Using the aforementioned areas we defined two new metrics:

  • The perfectionism index based on the TC-area, called the PI index.

  • The extreme perfectionism index based on the IC-area, called the XPI index.

We have performed an experimental evaluation of the behavior of the PI and XPI indices. For this purpose, we have generated three datasets (with random authors, prolific authors and authors with high h-index ) by extracting data from the Microsoft Academic Search database. Our contribution is threefold:

  • We have shown that the proposed indices are uncorrelated to previous ones, such as the h-index .

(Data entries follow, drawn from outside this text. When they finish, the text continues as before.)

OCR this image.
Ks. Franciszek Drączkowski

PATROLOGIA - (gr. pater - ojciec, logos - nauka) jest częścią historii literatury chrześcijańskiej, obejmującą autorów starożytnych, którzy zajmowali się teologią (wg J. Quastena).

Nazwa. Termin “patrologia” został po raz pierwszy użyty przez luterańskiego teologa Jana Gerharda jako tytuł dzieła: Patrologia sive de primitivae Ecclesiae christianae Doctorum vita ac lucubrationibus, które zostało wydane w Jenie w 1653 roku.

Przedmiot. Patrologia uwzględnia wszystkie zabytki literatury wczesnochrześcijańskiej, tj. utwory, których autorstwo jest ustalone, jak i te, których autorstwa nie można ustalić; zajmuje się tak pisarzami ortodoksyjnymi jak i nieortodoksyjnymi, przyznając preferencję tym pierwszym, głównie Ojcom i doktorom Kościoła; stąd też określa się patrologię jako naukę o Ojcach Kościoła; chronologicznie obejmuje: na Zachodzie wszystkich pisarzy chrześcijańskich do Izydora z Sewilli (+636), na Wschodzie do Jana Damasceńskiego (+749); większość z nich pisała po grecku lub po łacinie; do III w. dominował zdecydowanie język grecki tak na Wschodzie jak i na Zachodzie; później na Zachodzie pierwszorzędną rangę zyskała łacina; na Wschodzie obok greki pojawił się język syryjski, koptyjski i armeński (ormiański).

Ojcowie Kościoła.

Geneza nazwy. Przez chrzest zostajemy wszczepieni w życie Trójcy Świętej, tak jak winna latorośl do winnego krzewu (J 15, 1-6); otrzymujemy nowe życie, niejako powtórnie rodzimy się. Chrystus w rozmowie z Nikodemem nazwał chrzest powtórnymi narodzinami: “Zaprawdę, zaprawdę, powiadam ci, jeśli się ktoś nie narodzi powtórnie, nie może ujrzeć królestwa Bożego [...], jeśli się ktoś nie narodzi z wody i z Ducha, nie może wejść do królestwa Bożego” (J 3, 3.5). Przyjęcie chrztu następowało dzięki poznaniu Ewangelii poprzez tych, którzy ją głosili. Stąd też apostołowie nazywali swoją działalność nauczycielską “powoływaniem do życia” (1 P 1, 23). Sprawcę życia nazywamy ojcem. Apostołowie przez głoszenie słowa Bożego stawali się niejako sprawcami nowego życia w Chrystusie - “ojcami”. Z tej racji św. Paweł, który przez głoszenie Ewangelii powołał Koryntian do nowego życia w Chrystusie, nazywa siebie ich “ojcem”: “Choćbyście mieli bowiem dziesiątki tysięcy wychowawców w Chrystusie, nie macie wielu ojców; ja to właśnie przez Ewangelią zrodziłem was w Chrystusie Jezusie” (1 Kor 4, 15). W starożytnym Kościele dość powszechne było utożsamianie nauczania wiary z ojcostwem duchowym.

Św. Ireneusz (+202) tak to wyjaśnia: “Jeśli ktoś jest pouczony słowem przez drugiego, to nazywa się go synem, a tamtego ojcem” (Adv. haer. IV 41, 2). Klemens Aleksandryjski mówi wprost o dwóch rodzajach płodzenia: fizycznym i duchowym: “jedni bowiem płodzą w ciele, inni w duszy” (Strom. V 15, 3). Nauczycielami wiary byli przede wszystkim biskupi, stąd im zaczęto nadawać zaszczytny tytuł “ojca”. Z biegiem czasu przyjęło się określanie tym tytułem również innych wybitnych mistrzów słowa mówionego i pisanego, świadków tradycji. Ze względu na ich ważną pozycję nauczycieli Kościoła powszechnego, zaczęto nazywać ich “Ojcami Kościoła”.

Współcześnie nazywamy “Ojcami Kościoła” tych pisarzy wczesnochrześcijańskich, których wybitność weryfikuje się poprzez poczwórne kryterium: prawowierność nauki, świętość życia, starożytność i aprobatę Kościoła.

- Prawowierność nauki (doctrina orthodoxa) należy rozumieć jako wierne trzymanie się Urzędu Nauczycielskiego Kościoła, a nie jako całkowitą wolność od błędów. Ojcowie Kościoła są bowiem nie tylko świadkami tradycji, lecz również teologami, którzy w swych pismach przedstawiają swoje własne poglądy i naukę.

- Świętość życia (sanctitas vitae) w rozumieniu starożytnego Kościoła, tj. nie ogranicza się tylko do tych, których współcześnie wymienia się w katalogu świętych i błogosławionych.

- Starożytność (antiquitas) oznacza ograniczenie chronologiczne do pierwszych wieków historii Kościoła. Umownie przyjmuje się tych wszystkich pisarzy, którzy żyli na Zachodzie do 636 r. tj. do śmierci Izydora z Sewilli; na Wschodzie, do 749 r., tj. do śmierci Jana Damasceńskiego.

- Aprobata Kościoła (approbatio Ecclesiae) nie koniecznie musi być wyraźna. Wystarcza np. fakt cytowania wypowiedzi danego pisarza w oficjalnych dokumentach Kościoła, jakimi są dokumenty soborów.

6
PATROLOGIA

  • We have used these new indices, in particular PI, to rank authors in general and, in particular, to split the population of authors into two distinct groups: the “influential” ones with \({\rm PI}>0\) vs. the “mass producers” with \({\rm PI}<0\).

  • Also, we have shown that ranking authors with the PI index is more robust than h-index with respect to self-citations, and we applied it to rank individual scientists offering some explanations for the reasons behind their publishing habits.

We are already involved in the consideration of temporal issues into PI by integrating the concepts of contemporary h-index (Sidiropoulos et al. 2007) into the PI index.